From an edition of The  Zoologist journal published in 1849

 

A labourer named William Joyce who is now employed in excavating part of the East Hill for the foundation of a house, told me yesterday of an interesting incident in the month of December about 15 years ago.

While he was working for Mr. William Ranger, who had the contract for cutting away the  White Rock which used to stand between this place and St. Leonard's, the men found an immense quantity of swallows in a cleft in the rock. 

The birds were clinging together in large "clots," and appeared to be dead, but were not frozen together, nor were they at all putrid or decayed. 

The men carried out at least three railway-barrows full of the birds which were buried with the mould and rubbish from the cliff as it was wheeled away. 

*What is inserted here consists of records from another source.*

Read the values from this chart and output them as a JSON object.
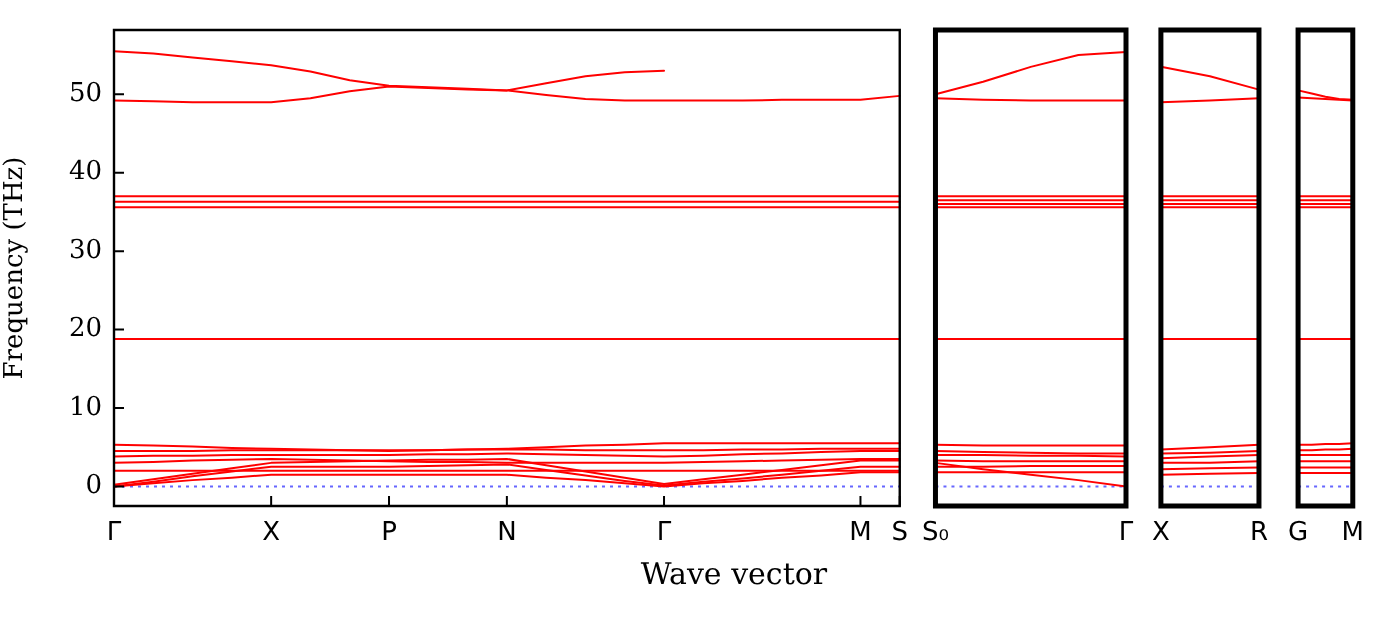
{
  "chart_data": [
    {
      "type": "line",
      "ylabel": "Frequency (THz)",
      "xlabel": "Wave vector",
      "marker": "none",
      "grid": false,
      "ylim": [
        -2.5,
        58.2
      ],
      "yticks": [
        0,
        10,
        20,
        30,
        40,
        50
      ],
      "categories": [
        "Γ",
        null,
        null,
        null,
        "X",
        null,
        null,
        "P",
        null,
        null,
        "N",
        null,
        null,
        null,
        "Γ",
        null,
        null,
        null,
        null,
        "M",
        "S"
      ],
      "ref_lines": [
        {
          "axis": "y",
          "value": 0,
          "label": null,
          "color": "#6666ff",
          "line_style": "dotted"
        }
      ],
      "series": [
        {
          "color": "#ff0000",
          "values": [
            55.5,
            55.2,
            54.7,
            54.2,
            53.7,
            52.9,
            51.8,
            51.1,
            50.9,
            50.7,
            50.5,
            51.4,
            52.3,
            52.8,
            53.0,
            null,
            null,
            null,
            null,
            null,
            null
          ]
        },
        {
          "color": "#ff0000",
          "values": [
            49.2,
            49.1,
            49.0,
            49.0,
            49.0,
            49.5,
            50.4,
            51.0,
            50.8,
            50.6,
            50.5,
            49.9,
            49.4,
            49.2,
            49.2,
            49.2,
            49.2,
            49.3,
            49.3,
            49.3,
            49.8
          ]
        },
        {
          "color": "#ff0000",
          "values": [
            37,
            37,
            37,
            37,
            37,
            37,
            37,
            37,
            37,
            37,
            37,
            37,
            37,
            37,
            37,
            37,
            37,
            37,
            37,
            37,
            37
          ]
        },
        {
          "color": "#ff0000",
          "values": [
            36.3,
            36.3,
            36.3,
            36.3,
            36.3,
            36.3,
            36.3,
            36.3,
            36.3,
            36.3,
            36.3,
            36.3,
            36.3,
            36.3,
            36.3,
            36.3,
            36.3,
            36.3,
            36.3,
            36.3,
            36.3
          ]
        },
        {
          "color": "#ff0000",
          "values": [
            35.6,
            35.6,
            35.6,
            35.6,
            35.6,
            35.6,
            35.6,
            35.6,
            35.6,
            35.6,
            35.6,
            35.6,
            35.6,
            35.6,
            35.6,
            35.6,
            35.6,
            35.6,
            35.6,
            35.6,
            35.6
          ]
        },
        {
          "color": "#ff0000",
          "values": [
            18.8,
            18.8,
            18.8,
            18.8,
            18.8,
            18.8,
            18.8,
            18.8,
            18.8,
            18.8,
            18.8,
            18.8,
            18.8,
            18.8,
            18.8,
            18.8,
            18.8,
            18.8,
            18.8,
            18.8,
            18.8
          ]
        },
        {
          "color": "#ff0000",
          "values": [
            0,
            0.4,
            0.8,
            1.1,
            1.5,
            1.5,
            1.5,
            1.5,
            1.5,
            1.5,
            1.5,
            1.1,
            0.8,
            0.4,
            0,
            0.4,
            0.7,
            1.1,
            1.4,
            1.8,
            1.8
          ]
        },
        {
          "color": "#ff0000",
          "values": [
            0,
            0.6,
            1.3,
            1.9,
            2.5,
            2.5,
            2.5,
            2.5,
            2.6,
            2.7,
            2.8,
            2.1,
            1.4,
            0.7,
            0.1,
            0.6,
            1.0,
            1.5,
            2.0,
            2.5,
            2.5
          ]
        },
        {
          "color": "#ff0000",
          "values": [
            0.2,
            0.9,
            1.6,
            2.3,
            3.0,
            3.1,
            3.2,
            3.3,
            3.4,
            3.4,
            3.5,
            2.7,
            1.9,
            1.1,
            0.3,
            0.9,
            1.5,
            2.1,
            2.7,
            3.3,
            3.3
          ]
        },
        {
          "color": "#ff0000",
          "values": [
            2.0,
            2.0,
            2.0,
            2.0,
            2.0,
            2.0,
            2.0,
            2.0,
            2.0,
            2.0,
            2.0,
            2.0,
            2.0,
            2.0,
            2.0,
            2.0,
            2.0,
            2.0,
            2.0,
            2.0,
            2.0
          ]
        },
        {
          "color": "#ff0000",
          "values": [
            3.0,
            3.1,
            3.3,
            3.4,
            3.5,
            3.4,
            3.3,
            3.2,
            3.1,
            3.1,
            3.0,
            3.0,
            3.0,
            3.0,
            3.0,
            3.1,
            3.2,
            3.3,
            3.4,
            3.5,
            3.5
          ]
        },
        {
          "color": "#ff0000",
          "values": [
            3.8,
            3.9,
            3.9,
            4.0,
            4.0,
            4.0,
            4.0,
            4.0,
            4.1,
            4.1,
            4.2,
            4.1,
            4.0,
            3.9,
            3.8,
            3.9,
            4.1,
            4.2,
            4.4,
            4.5,
            4.5
          ]
        },
        {
          "color": "#ff0000",
          "values": [
            4.5,
            4.5,
            4.5,
            4.6,
            4.6,
            4.6,
            4.6,
            4.6,
            4.6,
            4.7,
            4.7,
            4.7,
            4.6,
            4.6,
            4.6,
            4.6,
            4.7,
            4.7,
            4.8,
            4.8,
            4.8
          ]
        },
        {
          "color": "#ff0000",
          "values": [
            5.3,
            5.2,
            5.1,
            4.9,
            4.8,
            4.7,
            4.6,
            4.5,
            4.6,
            4.7,
            4.8,
            5.0,
            5.2,
            5.3,
            5.5,
            5.5,
            5.5,
            5.5,
            5.5,
            5.5,
            5.5
          ]
        }
      ]
    },
    {
      "type": "line",
      "marker": "none",
      "grid": false,
      "tick_labels": "x",
      "ylim": [
        -2.5,
        58.2
      ],
      "categories": [
        "S₀",
        null,
        null,
        null,
        "Γ"
      ],
      "ref_lines": [
        {
          "axis": "y",
          "value": 0,
          "label": null,
          "color": "#6666ff",
          "line_style": "dotted"
        }
      ],
      "series": [
        {
          "color": "#ff0000",
          "values": [
            50.0,
            51.6,
            53.5,
            55.0,
            55.4
          ]
        },
        {
          "color": "#ff0000",
          "values": [
            49.5,
            49.3,
            49.2,
            49.2,
            49.2
          ]
        },
        {
          "color": "#ff0000",
          "values": [
            37,
            37,
            37,
            37,
            37
          ]
        },
        {
          "color": "#ff0000",
          "values": [
            36.5,
            36.5,
            36.5,
            36.5,
            36.5
          ]
        },
        {
          "color": "#ff0000",
          "values": [
            36,
            36,
            36,
            36,
            36
          ]
        },
        {
          "color": "#ff0000",
          "values": [
            35.6,
            35.6,
            35.6,
            35.6,
            35.6
          ]
        },
        {
          "color": "#ff0000",
          "values": [
            18.8,
            18.8,
            18.8,
            18.8,
            18.8
          ]
        },
        {
          "color": "#ff0000",
          "values": [
            3.0,
            2.2,
            1.5,
            0.8,
            0
          ]
        },
        {
          "color": "#ff0000",
          "values": [
            1.8,
            1.8,
            1.8,
            1.8,
            1.8
          ]
        },
        {
          "color": "#ff0000",
          "values": [
            2.5,
            2.5,
            2.6,
            2.6,
            2.6
          ]
        },
        {
          "color": "#ff0000",
          "values": [
            3.3,
            3.2,
            3.2,
            3.2,
            3.2
          ]
        },
        {
          "color": "#ff0000",
          "values": [
            4.0,
            4.0,
            3.9,
            3.9,
            3.8
          ]
        },
        {
          "color": "#ff0000",
          "values": [
            4.5,
            4.4,
            4.3,
            4.2,
            4.2
          ]
        },
        {
          "color": "#ff0000",
          "values": [
            5.3,
            5.2,
            5.2,
            5.2,
            5.2
          ]
        }
      ]
    },
    {
      "type": "line",
      "marker": "none",
      "grid": false,
      "tick_labels": "x",
      "ylim": [
        -2.5,
        58.2
      ],
      "categories": [
        "X",
        null,
        "R"
      ],
      "ref_lines": [
        {
          "axis": "y",
          "value": 0,
          "label": null,
          "color": "#6666ff",
          "line_style": "dotted"
        }
      ],
      "series": [
        {
          "color": "#ff0000",
          "values": [
            53.5,
            52.3,
            50.6
          ]
        },
        {
          "color": "#ff0000",
          "values": [
            49.0,
            49.2,
            49.5
          ]
        },
        {
          "color": "#ff0000",
          "values": [
            37,
            37,
            37
          ]
        },
        {
          "color": "#ff0000",
          "values": [
            36.5,
            36.5,
            36.5
          ]
        },
        {
          "color": "#ff0000",
          "values": [
            36,
            36,
            36
          ]
        },
        {
          "color": "#ff0000",
          "values": [
            35.6,
            35.6,
            35.6
          ]
        },
        {
          "color": "#ff0000",
          "values": [
            18.8,
            18.8,
            18.8
          ]
        },
        {
          "color": "#ff0000",
          "values": [
            1.5,
            1.6,
            1.7
          ]
        },
        {
          "color": "#ff0000",
          "values": [
            2.2,
            2.3,
            2.4
          ]
        },
        {
          "color": "#ff0000",
          "values": [
            3.0,
            3.0,
            3.2
          ]
        },
        {
          "color": "#ff0000",
          "values": [
            3.6,
            3.8,
            4.0
          ]
        },
        {
          "color": "#ff0000",
          "values": [
            4.2,
            4.3,
            4.5
          ]
        },
        {
          "color": "#ff0000",
          "values": [
            4.7,
            5.0,
            5.3
          ]
        }
      ]
    },
    {
      "type": "line",
      "marker": "none",
      "grid": false,
      "tick_labels": "x",
      "ylim": [
        -2.5,
        58.2
      ],
      "categories": [
        "G",
        null,
        null,
        null,
        "M"
      ],
      "ref_lines": [
        {
          "axis": "y",
          "value": 0,
          "label": null,
          "color": "#6666ff",
          "line_style": "dotted"
        }
      ],
      "series": [
        {
          "color": "#ff0000",
          "values": [
            50.5,
            50.1,
            49.7,
            49.4,
            49.3
          ]
        },
        {
          "color": "#ff0000",
          "values": [
            49.6,
            49.5,
            49.4,
            49.3,
            49.2
          ]
        },
        {
          "color": "#ff0000",
          "values": [
            37,
            37,
            37,
            37,
            37
          ]
        },
        {
          "color": "#ff0000",
          "values": [
            36.5,
            36.5,
            36.5,
            36.5,
            36.5
          ]
        },
        {
          "color": "#ff0000",
          "values": [
            36,
            36,
            36,
            36,
            36
          ]
        },
        {
          "color": "#ff0000",
          "values": [
            35.6,
            35.6,
            35.6,
            35.6,
            35.6
          ]
        },
        {
          "color": "#ff0000",
          "values": [
            18.8,
            18.8,
            18.8,
            18.8,
            18.8
          ]
        },
        {
          "color": "#ff0000",
          "values": [
            1.7,
            1.7,
            1.7,
            1.7,
            1.7
          ]
        },
        {
          "color": "#ff0000",
          "values": [
            2.4,
            2.4,
            2.4,
            2.4,
            2.4
          ]
        },
        {
          "color": "#ff0000",
          "values": [
            3.2,
            3.2,
            3.2,
            3.2,
            3.2
          ]
        },
        {
          "color": "#ff0000",
          "values": [
            4.0,
            4.0,
            4.0,
            4.0,
            4.0
          ]
        },
        {
          "color": "#ff0000",
          "values": [
            4.6,
            4.6,
            4.7,
            4.7,
            4.8
          ]
        },
        {
          "color": "#ff0000",
          "values": [
            5.3,
            5.3,
            5.4,
            5.4,
            5.5
          ]
        }
      ]
    }
  ]
}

Some people from the town carried away a few of the birds to "make experiments with" but Joyce never heard any more of them. 

He mentioned the names of four persons now in Hastings, who were then his fellow labourers, and he  says, that 40 or 50 of Mr. Ranger's workmen were on the spot when the birds were found, and can confirm what he says, both as to the finding and the very great quantity of the birds. 

There are many crevices in the seaward surface of the cliffs about here.

These apparently penetrate the cliff for several yards. 

The birds were found about ten feet from the surface of the rock facing the sea, and not very high up.